The proposed HERMES model incorporates these cognitive processes through its two main components, ECO and SeTR. ECO, akin to the function of episodic memory, selectively retains and compresses key events from the video, allowing the model to form a structured representation of the narrative as it unfolds. This approach is an oversimplified abstraction of findings in cognitive neuroscience, which highlight the role of the hippocampus in the consolidation of episodic memories (Eichenbaum, 2004; Schacter & Tulving, 1982), and the concept of subjective time (Arstila et al., 2014) that sees a scene (or a video) not as a series of frames but as a series of experiences. The hippocampus enables the organization of temporally distinct experiences into a coherent memory trace, something that we aim to capture with ECO. Moreover, the sequential processing and aggregation of information in our model align with the concept of event segmentation in cognitive psychology (Zacks et al., 2007). Humans naturally segment continuous experiences into discrete events, which aids in memory formation and recall.

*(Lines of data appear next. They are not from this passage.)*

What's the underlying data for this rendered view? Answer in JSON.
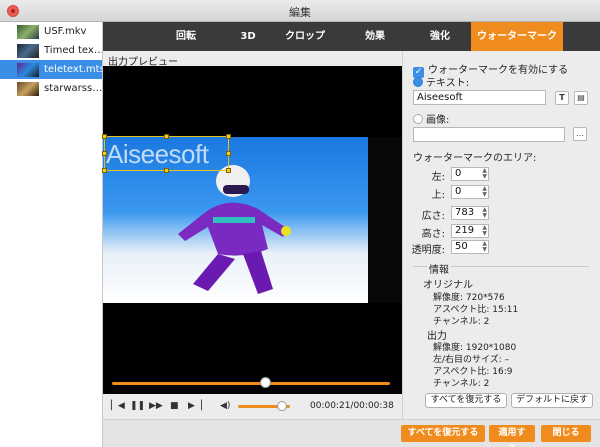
{
  "window": {
    "title": "編集"
  },
  "sidebar": {
    "files": [
      {
        "name": "USF.mkv"
      },
      {
        "name": "Timed tex…"
      },
      {
        "name": "teletext.mts"
      },
      {
        "name": "starwarss…"
      }
    ],
    "selected_index": 2
  },
  "tabs": [
    {
      "label": "回転"
    },
    {
      "label": "3D"
    },
    {
      "label": "クロップ"
    },
    {
      "label": "効果"
    },
    {
      "label": "強化"
    },
    {
      "label": "ウォーターマーク"
    }
  ],
  "active_tab_index": 5,
  "preview": {
    "label": "出力プレビュー",
    "watermark_text": "Aiseesoft",
    "timeline_progress": 0.55,
    "volume_level": 0.85,
    "time_display": "00:00:21/00:00:38"
  },
  "watermark_panel": {
    "enable_label": "ウォーターマークを有効にする",
    "enable_checked": true,
    "text_option_label": "テキスト:",
    "text_option_selected": true,
    "text_value": "Aiseesoft",
    "image_option_label": "画像:",
    "image_option_selected": false,
    "image_value": "",
    "browse_label": "…",
    "area_label": "ウォーターマークのエリア:",
    "fields": [
      {
        "label": "左:",
        "value": "0"
      },
      {
        "label": "上:",
        "value": "0"
      },
      {
        "label": "広さ:",
        "value": "783"
      },
      {
        "label": "高さ:",
        "value": "219"
      },
      {
        "label": "透明度:",
        "value": "50"
      }
    ]
  },
  "info": {
    "heading": "情報",
    "original_heading": "オリジナル",
    "original_lines": [
      "解像度: 720*576",
      "アスペクト比: 15:11",
      "チャンネル: 2"
    ],
    "output_heading": "出力",
    "output_lines": [
      "解像度: 1920*1080",
      "左/右目のサイズ: –",
      "アスペクト比: 16:9",
      "チャンネル: 2"
    ]
  },
  "panel_buttons": {
    "restore_all": "すべてを復元する",
    "reset_default": "デフォルトに戻す"
  },
  "bottom_buttons": {
    "restore_all": "すべてを復元する",
    "apply": "適用する",
    "close": "閉じる"
  },
  "colors": {
    "accent": "#f08c1e",
    "selection": "#3a8ee6",
    "tab_bar": "#3a3a3a"
  }
}
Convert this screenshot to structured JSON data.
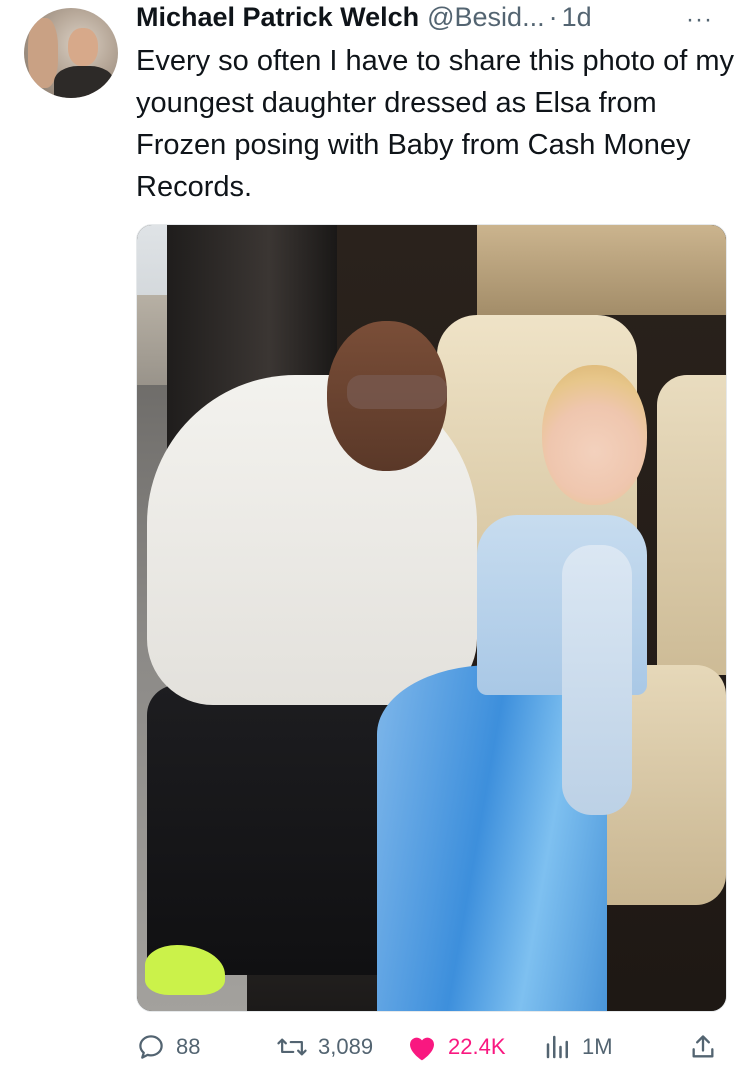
{
  "author": {
    "name": "Michael Patrick Welch",
    "handle": "@Besid...",
    "separator": "·",
    "time": "1d"
  },
  "more_label": "···",
  "tweet": {
    "text": "Every so often I have to share this photo of my youngest daughter dressed as Elsa from Frozen posing with Baby from Cash Money Records."
  },
  "actions": {
    "replies": "88",
    "reposts": "3,089",
    "likes": "22.4K",
    "views": "1M"
  },
  "icons": {
    "reply": "reply-icon",
    "repost": "repost-icon",
    "like": "heart-icon",
    "views": "views-icon",
    "share": "share-icon"
  },
  "colors": {
    "text": "#0f1419",
    "secondary": "#536471",
    "like": "#f91880"
  }
}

提出的HERMES模型通过其两个主要组件ECO和SeTR整合了这些认知过程。ECO类似于情景记忆的功能，选择性地保留并压缩视频中的关键事件，使模型能够随着叙事的展开形成结构化表征。这种方法是对认知神经科学发现的过度简化抽象，强调了海马体在情景记忆巩固中的作用 (Eichenbaum, 2004; Schacter & Tulving, 1982)，以及将场景（或视频）视为一系列体验而非连续帧的主观时间概念 (Arstila et al., 2014)。海马体能够将时间上分散的体验组织成连贯的记忆痕迹，这正是我们试图通过ECO捕捉的特性。此外，模型中信息的顺序处理与聚合符合认知心理学中的事件分割概念 (Zacks et al., 2007)。人类会自然地将连续体验分割为离散事件，这有助于记忆的形成与提取。

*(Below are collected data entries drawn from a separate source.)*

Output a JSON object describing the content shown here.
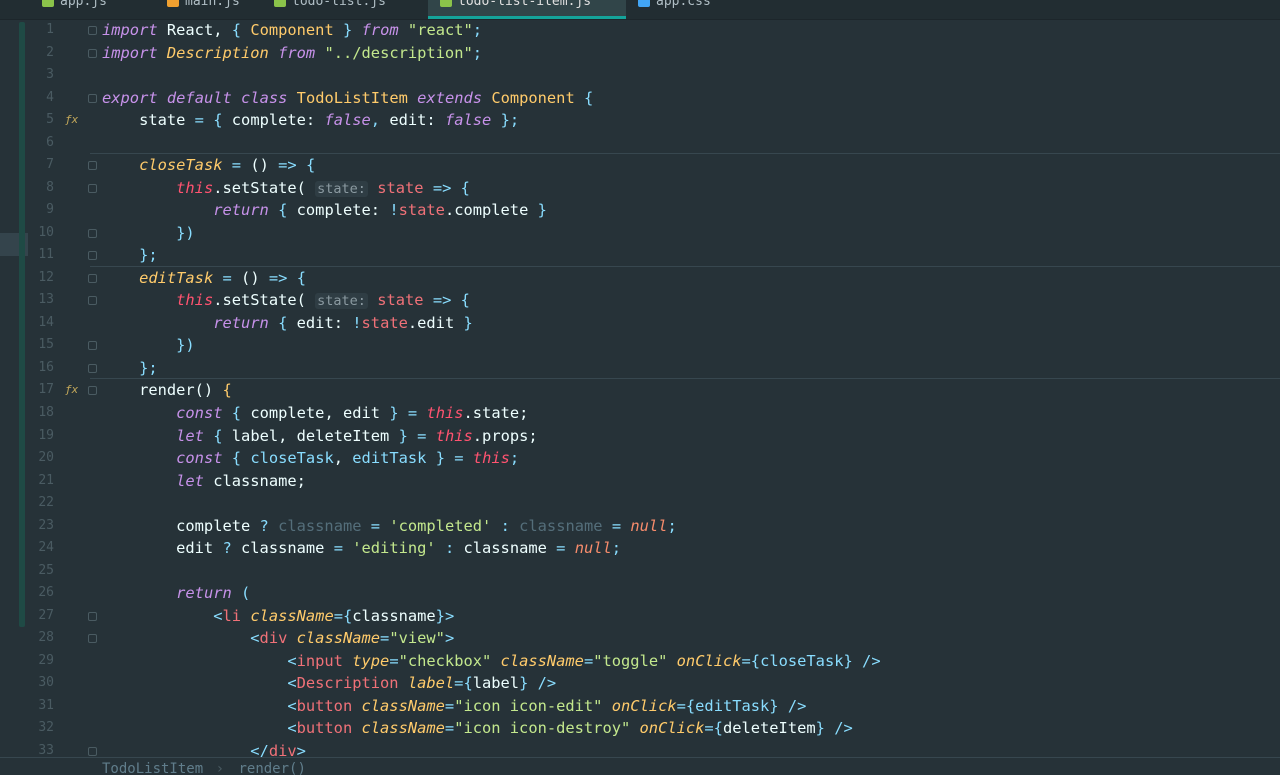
{
  "tabs": [
    {
      "label": "app.js",
      "color": "#8bc34a"
    },
    {
      "label": "main.js",
      "color": "#f0a030"
    },
    {
      "label": "todo-list.js",
      "color": "#8bc34a"
    },
    {
      "label": "todo-list-item.js",
      "color": "#8bc34a",
      "active": true
    },
    {
      "label": "app.css",
      "color": "#42a5f5"
    }
  ],
  "breadcrumb": {
    "class": "TodoListItem",
    "sep": "›",
    "method": "render()"
  },
  "lines": [
    {
      "n": "1",
      "t": [
        [
          "k",
          "import"
        ],
        [
          "",
          " React, "
        ],
        [
          "p",
          "{"
        ],
        [
          "",
          " "
        ],
        [
          "c",
          "Component"
        ],
        [
          "",
          " "
        ],
        [
          "p",
          "}"
        ],
        [
          "",
          " "
        ],
        [
          "k",
          "from"
        ],
        [
          "",
          " "
        ],
        [
          "s",
          "\"react\""
        ],
        [
          "p",
          ";"
        ]
      ]
    },
    {
      "n": "2",
      "t": [
        [
          "k",
          "import"
        ],
        [
          "",
          " "
        ],
        [
          "ci",
          "Description"
        ],
        [
          "",
          " "
        ],
        [
          "k",
          "from"
        ],
        [
          "",
          " "
        ],
        [
          "s",
          "\"../description\""
        ],
        [
          "p",
          ";"
        ]
      ]
    },
    {
      "n": "3",
      "t": []
    },
    {
      "n": "4",
      "t": [
        [
          "k",
          "export"
        ],
        [
          "",
          " "
        ],
        [
          "k",
          "default"
        ],
        [
          "",
          " "
        ],
        [
          "k",
          "class"
        ],
        [
          "",
          " "
        ],
        [
          "c",
          "TodoListItem"
        ],
        [
          "",
          " "
        ],
        [
          "k",
          "extends"
        ],
        [
          "",
          " "
        ],
        [
          "c",
          "Component"
        ],
        [
          "",
          " "
        ],
        [
          "p",
          "{"
        ]
      ]
    },
    {
      "n": "5",
      "t": [
        [
          "",
          "    state "
        ],
        [
          "p",
          "="
        ],
        [
          "",
          " "
        ],
        [
          "p",
          "{"
        ],
        [
          "",
          " complete: "
        ],
        [
          "b",
          "false"
        ],
        [
          "p",
          ","
        ],
        [
          "",
          " edit: "
        ],
        [
          "b",
          "false"
        ],
        [
          "",
          " "
        ],
        [
          "p",
          "}"
        ],
        [
          "p",
          ";"
        ]
      ]
    },
    {
      "n": "6",
      "t": []
    },
    {
      "n": "7",
      "t": [
        [
          "",
          "    "
        ],
        [
          "f",
          "closeTask"
        ],
        [
          "",
          " "
        ],
        [
          "p",
          "="
        ],
        [
          "",
          " () "
        ],
        [
          "p",
          "=>"
        ],
        [
          "",
          " "
        ],
        [
          "p",
          "{"
        ]
      ]
    },
    {
      "n": "8",
      "t": [
        [
          "",
          "        "
        ],
        [
          "t",
          "this"
        ],
        [
          "",
          ".setState( "
        ],
        [
          "h",
          "state:"
        ],
        [
          "",
          " "
        ],
        [
          "r",
          "state"
        ],
        [
          "",
          " "
        ],
        [
          "p",
          "=>"
        ],
        [
          "",
          " "
        ],
        [
          "p",
          "{"
        ]
      ]
    },
    {
      "n": "9",
      "t": [
        [
          "",
          "            "
        ],
        [
          "k",
          "return"
        ],
        [
          "",
          " "
        ],
        [
          "p",
          "{"
        ],
        [
          "",
          " complete: "
        ],
        [
          "p",
          "!"
        ],
        [
          "r",
          "state"
        ],
        [
          "",
          ".complete "
        ],
        [
          "p",
          "}"
        ]
      ]
    },
    {
      "n": "10",
      "t": [
        [
          "",
          "        "
        ],
        [
          "p",
          "})"
        ]
      ]
    },
    {
      "n": "11",
      "t": [
        [
          "",
          "    "
        ],
        [
          "p",
          "};"
        ]
      ]
    },
    {
      "n": "12",
      "t": [
        [
          "",
          "    "
        ],
        [
          "f",
          "editTask"
        ],
        [
          "",
          " "
        ],
        [
          "p",
          "="
        ],
        [
          "",
          " () "
        ],
        [
          "p",
          "=>"
        ],
        [
          "",
          " "
        ],
        [
          "p",
          "{"
        ]
      ]
    },
    {
      "n": "13",
      "t": [
        [
          "",
          "        "
        ],
        [
          "t",
          "this"
        ],
        [
          "",
          ".setState( "
        ],
        [
          "h",
          "state:"
        ],
        [
          "",
          " "
        ],
        [
          "r",
          "state"
        ],
        [
          "",
          " "
        ],
        [
          "p",
          "=>"
        ],
        [
          "",
          " "
        ],
        [
          "p",
          "{"
        ]
      ]
    },
    {
      "n": "14",
      "t": [
        [
          "",
          "            "
        ],
        [
          "k",
          "return"
        ],
        [
          "",
          " "
        ],
        [
          "p",
          "{"
        ],
        [
          "",
          " edit: "
        ],
        [
          "p",
          "!"
        ],
        [
          "r",
          "state"
        ],
        [
          "",
          ".edit "
        ],
        [
          "p",
          "}"
        ]
      ]
    },
    {
      "n": "15",
      "t": [
        [
          "",
          "        "
        ],
        [
          "p",
          "})"
        ]
      ]
    },
    {
      "n": "16",
      "t": [
        [
          "",
          "    "
        ],
        [
          "p",
          "};"
        ]
      ]
    },
    {
      "n": "17",
      "t": [
        [
          "",
          "    render() "
        ],
        [
          "c",
          "{"
        ]
      ]
    },
    {
      "n": "18",
      "t": [
        [
          "",
          "        "
        ],
        [
          "k",
          "const"
        ],
        [
          "",
          " "
        ],
        [
          "p",
          "{"
        ],
        [
          "",
          " complete, edit "
        ],
        [
          "p",
          "}"
        ],
        [
          "",
          " "
        ],
        [
          "p",
          "="
        ],
        [
          "",
          " "
        ],
        [
          "t",
          "this"
        ],
        [
          "",
          ".state;"
        ]
      ]
    },
    {
      "n": "19",
      "t": [
        [
          "",
          "        "
        ],
        [
          "k",
          "let"
        ],
        [
          "",
          " "
        ],
        [
          "p",
          "{"
        ],
        [
          "",
          " label, deleteItem "
        ],
        [
          "p",
          "}"
        ],
        [
          "",
          " "
        ],
        [
          "p",
          "="
        ],
        [
          "",
          " "
        ],
        [
          "t",
          "this"
        ],
        [
          "",
          ".props;"
        ]
      ]
    },
    {
      "n": "20",
      "t": [
        [
          "",
          "        "
        ],
        [
          "k",
          "const"
        ],
        [
          "",
          " "
        ],
        [
          "p",
          "{"
        ],
        [
          "",
          " "
        ],
        [
          "p",
          "closeTask"
        ],
        [
          "",
          ", "
        ],
        [
          "p",
          "editTask"
        ],
        [
          "",
          " "
        ],
        [
          "p",
          "}"
        ],
        [
          "",
          " "
        ],
        [
          "p",
          "="
        ],
        [
          "",
          " "
        ],
        [
          "t",
          "this"
        ],
        [
          "p",
          ";"
        ]
      ]
    },
    {
      "n": "21",
      "t": [
        [
          "",
          "        "
        ],
        [
          "k",
          "let"
        ],
        [
          "",
          " classname;"
        ]
      ]
    },
    {
      "n": "22",
      "t": []
    },
    {
      "n": "23",
      "t": [
        [
          "",
          "        complete "
        ],
        [
          "p",
          "?"
        ],
        [
          "",
          " "
        ],
        [
          "g",
          "classname"
        ],
        [
          "",
          " "
        ],
        [
          "p",
          "="
        ],
        [
          "",
          " "
        ],
        [
          "s",
          "'completed'"
        ],
        [
          "",
          " "
        ],
        [
          "p",
          ":"
        ],
        [
          "",
          " "
        ],
        [
          "g",
          "classname"
        ],
        [
          "",
          " "
        ],
        [
          "p",
          "="
        ],
        [
          "",
          " "
        ],
        [
          "n",
          "null"
        ],
        [
          "p",
          ";"
        ]
      ]
    },
    {
      "n": "24",
      "t": [
        [
          "",
          "        edit "
        ],
        [
          "p",
          "?"
        ],
        [
          "",
          " classname "
        ],
        [
          "p",
          "="
        ],
        [
          "",
          " "
        ],
        [
          "s",
          "'editing'"
        ],
        [
          "",
          " "
        ],
        [
          "p",
          ":"
        ],
        [
          "",
          " classname "
        ],
        [
          "p",
          "="
        ],
        [
          "",
          " "
        ],
        [
          "n",
          "null"
        ],
        [
          "p",
          ";"
        ]
      ]
    },
    {
      "n": "25",
      "t": []
    },
    {
      "n": "26",
      "t": [
        [
          "",
          "        "
        ],
        [
          "k",
          "return"
        ],
        [
          "",
          " "
        ],
        [
          "p",
          "("
        ]
      ]
    },
    {
      "n": "27",
      "t": [
        [
          "",
          "            "
        ],
        [
          "p",
          "<"
        ],
        [
          "tg",
          "li"
        ],
        [
          "",
          " "
        ],
        [
          "a",
          "className"
        ],
        [
          "p",
          "={"
        ],
        [
          "",
          "classname"
        ],
        [
          "p",
          "}>"
        ]
      ]
    },
    {
      "n": "28",
      "t": [
        [
          "",
          "                "
        ],
        [
          "p",
          "<"
        ],
        [
          "tg",
          "div"
        ],
        [
          "",
          " "
        ],
        [
          "a",
          "className"
        ],
        [
          "p",
          "="
        ],
        [
          "s",
          "\"view\""
        ],
        [
          "p",
          ">"
        ]
      ]
    },
    {
      "n": "29",
      "t": [
        [
          "",
          "                    "
        ],
        [
          "p",
          "<"
        ],
        [
          "tg",
          "input"
        ],
        [
          "",
          " "
        ],
        [
          "a",
          "type"
        ],
        [
          "p",
          "="
        ],
        [
          "s",
          "\"checkbox\""
        ],
        [
          "",
          " "
        ],
        [
          "a",
          "className"
        ],
        [
          "p",
          "="
        ],
        [
          "s",
          "\"toggle\""
        ],
        [
          "",
          " "
        ],
        [
          "a",
          "onClick"
        ],
        [
          "p",
          "={"
        ],
        [
          "p",
          "closeTask"
        ],
        [
          "p",
          "}"
        ],
        [
          "",
          " "
        ],
        [
          "p",
          "/>"
        ]
      ]
    },
    {
      "n": "30",
      "t": [
        [
          "",
          "                    "
        ],
        [
          "p",
          "<"
        ],
        [
          "tg",
          "Description"
        ],
        [
          "",
          " "
        ],
        [
          "a",
          "label"
        ],
        [
          "p",
          "={"
        ],
        [
          "",
          "label"
        ],
        [
          "p",
          "}"
        ],
        [
          "",
          " "
        ],
        [
          "p",
          "/>"
        ]
      ]
    },
    {
      "n": "31",
      "t": [
        [
          "",
          "                    "
        ],
        [
          "p",
          "<"
        ],
        [
          "tg",
          "button"
        ],
        [
          "",
          " "
        ],
        [
          "a",
          "className"
        ],
        [
          "p",
          "="
        ],
        [
          "s",
          "\"icon icon-edit\""
        ],
        [
          "",
          " "
        ],
        [
          "a",
          "onClick"
        ],
        [
          "p",
          "={"
        ],
        [
          "p",
          "editTask"
        ],
        [
          "p",
          "}"
        ],
        [
          "",
          " "
        ],
        [
          "p",
          "/>"
        ]
      ]
    },
    {
      "n": "32",
      "t": [
        [
          "",
          "                    "
        ],
        [
          "p",
          "<"
        ],
        [
          "tg",
          "button"
        ],
        [
          "",
          " "
        ],
        [
          "a",
          "className"
        ],
        [
          "p",
          "="
        ],
        [
          "s",
          "\"icon icon-destroy\""
        ],
        [
          "",
          " "
        ],
        [
          "a",
          "onClick"
        ],
        [
          "p",
          "={"
        ],
        [
          "",
          "deleteItem"
        ],
        [
          "p",
          "}"
        ],
        [
          "",
          " "
        ],
        [
          "p",
          "/>"
        ]
      ]
    },
    {
      "n": "33",
      "t": [
        [
          "",
          "                "
        ],
        [
          "p",
          "</"
        ],
        [
          "tg",
          "div"
        ],
        [
          "p",
          ">"
        ]
      ]
    }
  ]
}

Meanwhile, SeTR functions similarly to semantic memory, extracting and reinforcing high-level semantic cues. This process mirrors how the brain integrates detailed episodic memories with broader semantic knowledge stored in the neocortex (McClelland et al., 1995; Binder & Desai, 2011). Also related is the concept of gist extraction which involves rapidly comprehending the essence or overall meaning of a scene or situation (Oliva, 2005). This ability allows humans to quickly understand the context of a complex scene without processing every detail. Our SeTR operates similarly by identifying and extracting high-level semantic cues that provide a concise overview of the scene and actions.

与此同时，SeTR的功能类似于语义记忆，能够提取并强化高层级的语义线索。这一过程反映了大脑如何将详细的情景记忆与存储在新皮层中的广泛语义知识相整合 (McClelland et al., 1995; Binder & Desai, 2011)。与之相关的还有要点提取 (gist extraction) 概念，即快速理解场景或情境的核心要义 (Oliva, 2005)。这种能力使人类无需处理每个细节就能迅速理解复杂场景的上下文。我们的SeTR通过识别和提取高层级语义线索来提供场景与行为的简明概览，其运作机制与此类似。

The integration of these cognitive processes not only aligns with human-like comprehension but also offers a framework for efficiently handling the vast and diverse information present in long-form videos. Significant improvements over existing state-of-the-art models, underscore the effectiveness of this cognition-inspired approach. While our model is a oversimplified abstraction of human cognition, it provides a foundation for exploring more complex cognitive mechanisms in future work.

这些认知过程的整合不仅符合类人理解能力，还为高效处理长视频中庞大多样的信息提供了框架。相较于现有最先进模型的显著提升，凸显了这种认知启发方法的有效性。虽然我们的模型是对人类认知的过度简化抽象，但它为未来探索更复杂的认知机制奠定了基础。